PATENT CLAIMS A vibration generator for generating electric power, consisting of a magnetic circuit (2) consisting of a coil (1) with a winding (7) having one or more turns (13) and a core (10) consisting of a permanent magnet (3), with respect to a coil (1) whose movement induces an electrical voltage, characterized in that the core (10) is formed by a movable part (16) and a fixed part (17), the movable part (16) consisting of a magnet (3) with a rigid portion (17) is formed by a set of pole pieces (12a) and a coil (1) provided with an electrical winding (7) arranged on one of the pole pieces (12a), the movable part (16) being slidable along the track ( 19) perpendicular to the arms of the pole pieces (12a) of the fixed part (17).
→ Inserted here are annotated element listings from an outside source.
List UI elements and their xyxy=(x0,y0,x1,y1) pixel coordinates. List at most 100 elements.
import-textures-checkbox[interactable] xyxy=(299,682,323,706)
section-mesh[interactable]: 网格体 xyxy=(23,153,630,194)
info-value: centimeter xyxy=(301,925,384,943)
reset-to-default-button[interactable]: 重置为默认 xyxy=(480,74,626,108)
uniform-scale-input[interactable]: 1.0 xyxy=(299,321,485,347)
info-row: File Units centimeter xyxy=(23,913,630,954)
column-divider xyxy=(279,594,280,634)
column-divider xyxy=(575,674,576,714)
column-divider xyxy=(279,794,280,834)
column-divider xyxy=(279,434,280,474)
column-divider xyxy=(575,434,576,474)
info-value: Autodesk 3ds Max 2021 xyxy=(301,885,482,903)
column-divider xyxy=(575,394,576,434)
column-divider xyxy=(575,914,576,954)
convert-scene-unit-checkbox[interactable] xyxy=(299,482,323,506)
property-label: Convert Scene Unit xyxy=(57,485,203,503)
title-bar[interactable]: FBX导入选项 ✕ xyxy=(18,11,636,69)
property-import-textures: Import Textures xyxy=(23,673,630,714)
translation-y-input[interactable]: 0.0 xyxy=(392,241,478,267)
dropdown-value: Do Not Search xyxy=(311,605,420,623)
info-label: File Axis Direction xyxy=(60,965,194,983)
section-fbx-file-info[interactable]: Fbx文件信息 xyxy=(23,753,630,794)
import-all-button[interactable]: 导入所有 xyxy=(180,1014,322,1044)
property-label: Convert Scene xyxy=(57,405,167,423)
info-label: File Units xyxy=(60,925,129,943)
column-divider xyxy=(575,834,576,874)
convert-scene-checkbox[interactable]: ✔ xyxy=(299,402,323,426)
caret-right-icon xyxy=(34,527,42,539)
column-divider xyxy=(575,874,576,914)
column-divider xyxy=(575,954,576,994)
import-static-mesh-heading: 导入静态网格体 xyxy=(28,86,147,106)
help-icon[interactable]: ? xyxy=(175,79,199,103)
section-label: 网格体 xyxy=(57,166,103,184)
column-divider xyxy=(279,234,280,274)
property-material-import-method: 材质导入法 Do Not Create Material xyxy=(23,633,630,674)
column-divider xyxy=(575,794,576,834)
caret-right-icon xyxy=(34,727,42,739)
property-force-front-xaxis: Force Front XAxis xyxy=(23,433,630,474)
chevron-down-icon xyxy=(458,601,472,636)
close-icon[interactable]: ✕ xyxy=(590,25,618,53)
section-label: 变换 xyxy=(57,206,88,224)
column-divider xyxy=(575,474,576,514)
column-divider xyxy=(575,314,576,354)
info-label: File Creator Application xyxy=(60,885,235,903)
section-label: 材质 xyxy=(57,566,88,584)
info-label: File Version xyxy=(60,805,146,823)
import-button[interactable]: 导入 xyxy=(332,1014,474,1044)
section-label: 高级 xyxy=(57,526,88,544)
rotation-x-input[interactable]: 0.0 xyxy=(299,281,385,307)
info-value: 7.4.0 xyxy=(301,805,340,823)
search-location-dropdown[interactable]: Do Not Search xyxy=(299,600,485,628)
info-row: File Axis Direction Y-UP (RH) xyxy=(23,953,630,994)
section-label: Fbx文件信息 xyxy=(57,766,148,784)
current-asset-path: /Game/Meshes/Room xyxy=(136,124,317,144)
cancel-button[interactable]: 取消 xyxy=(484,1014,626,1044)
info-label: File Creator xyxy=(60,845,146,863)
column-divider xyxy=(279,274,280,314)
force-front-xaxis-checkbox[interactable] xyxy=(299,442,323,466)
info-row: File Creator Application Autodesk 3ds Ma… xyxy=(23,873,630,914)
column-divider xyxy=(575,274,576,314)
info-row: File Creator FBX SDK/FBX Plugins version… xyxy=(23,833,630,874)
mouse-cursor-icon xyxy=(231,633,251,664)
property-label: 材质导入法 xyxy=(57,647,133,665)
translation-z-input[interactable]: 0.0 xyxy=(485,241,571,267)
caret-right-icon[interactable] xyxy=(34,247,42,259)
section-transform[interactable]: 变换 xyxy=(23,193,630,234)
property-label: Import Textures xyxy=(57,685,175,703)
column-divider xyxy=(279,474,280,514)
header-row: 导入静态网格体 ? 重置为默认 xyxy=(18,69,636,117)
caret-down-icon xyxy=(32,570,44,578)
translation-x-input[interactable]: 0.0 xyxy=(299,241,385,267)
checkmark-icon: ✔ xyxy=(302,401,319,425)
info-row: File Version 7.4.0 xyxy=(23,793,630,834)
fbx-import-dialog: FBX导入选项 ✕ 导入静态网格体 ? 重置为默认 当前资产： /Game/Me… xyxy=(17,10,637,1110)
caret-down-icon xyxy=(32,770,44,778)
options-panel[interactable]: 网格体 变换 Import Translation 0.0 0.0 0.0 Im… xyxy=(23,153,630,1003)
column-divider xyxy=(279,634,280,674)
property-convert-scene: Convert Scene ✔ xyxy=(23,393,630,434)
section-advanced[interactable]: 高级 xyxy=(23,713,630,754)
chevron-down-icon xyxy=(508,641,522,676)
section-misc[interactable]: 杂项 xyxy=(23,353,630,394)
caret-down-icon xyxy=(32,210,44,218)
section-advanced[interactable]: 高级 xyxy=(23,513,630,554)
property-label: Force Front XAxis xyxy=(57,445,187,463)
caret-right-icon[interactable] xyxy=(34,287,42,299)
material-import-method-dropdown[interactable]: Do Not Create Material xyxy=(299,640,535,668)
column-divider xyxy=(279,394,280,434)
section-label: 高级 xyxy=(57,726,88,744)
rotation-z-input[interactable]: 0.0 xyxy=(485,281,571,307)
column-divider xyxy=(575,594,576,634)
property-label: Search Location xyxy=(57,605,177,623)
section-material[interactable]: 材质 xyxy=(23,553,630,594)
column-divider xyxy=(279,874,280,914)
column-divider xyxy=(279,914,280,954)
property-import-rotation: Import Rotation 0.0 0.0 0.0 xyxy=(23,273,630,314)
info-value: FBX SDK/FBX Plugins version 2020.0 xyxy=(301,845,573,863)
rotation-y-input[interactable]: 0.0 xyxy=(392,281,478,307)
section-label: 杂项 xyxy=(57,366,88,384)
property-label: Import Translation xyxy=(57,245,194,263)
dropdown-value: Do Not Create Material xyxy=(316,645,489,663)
Vibration generator for power generation according to claim 1, characterized in that the winding (7) has a thread length (13) of from 1mm to 10m and a surface S _{of the} thread (13) of from 1mm ² to 10m. Vibration generator for generating electric power according to claim 1, characterized in that the pole pieces (12a) of the fixed part (16) and the pole pieces (12b) of the movable part are made of a diamagnetic or paramagnetic or ferromagnetic material. Vibration generator for generating electric power according to claim 1, characterized in that the movable part (16) is provided with an alignment member (6) formed by a spring (9).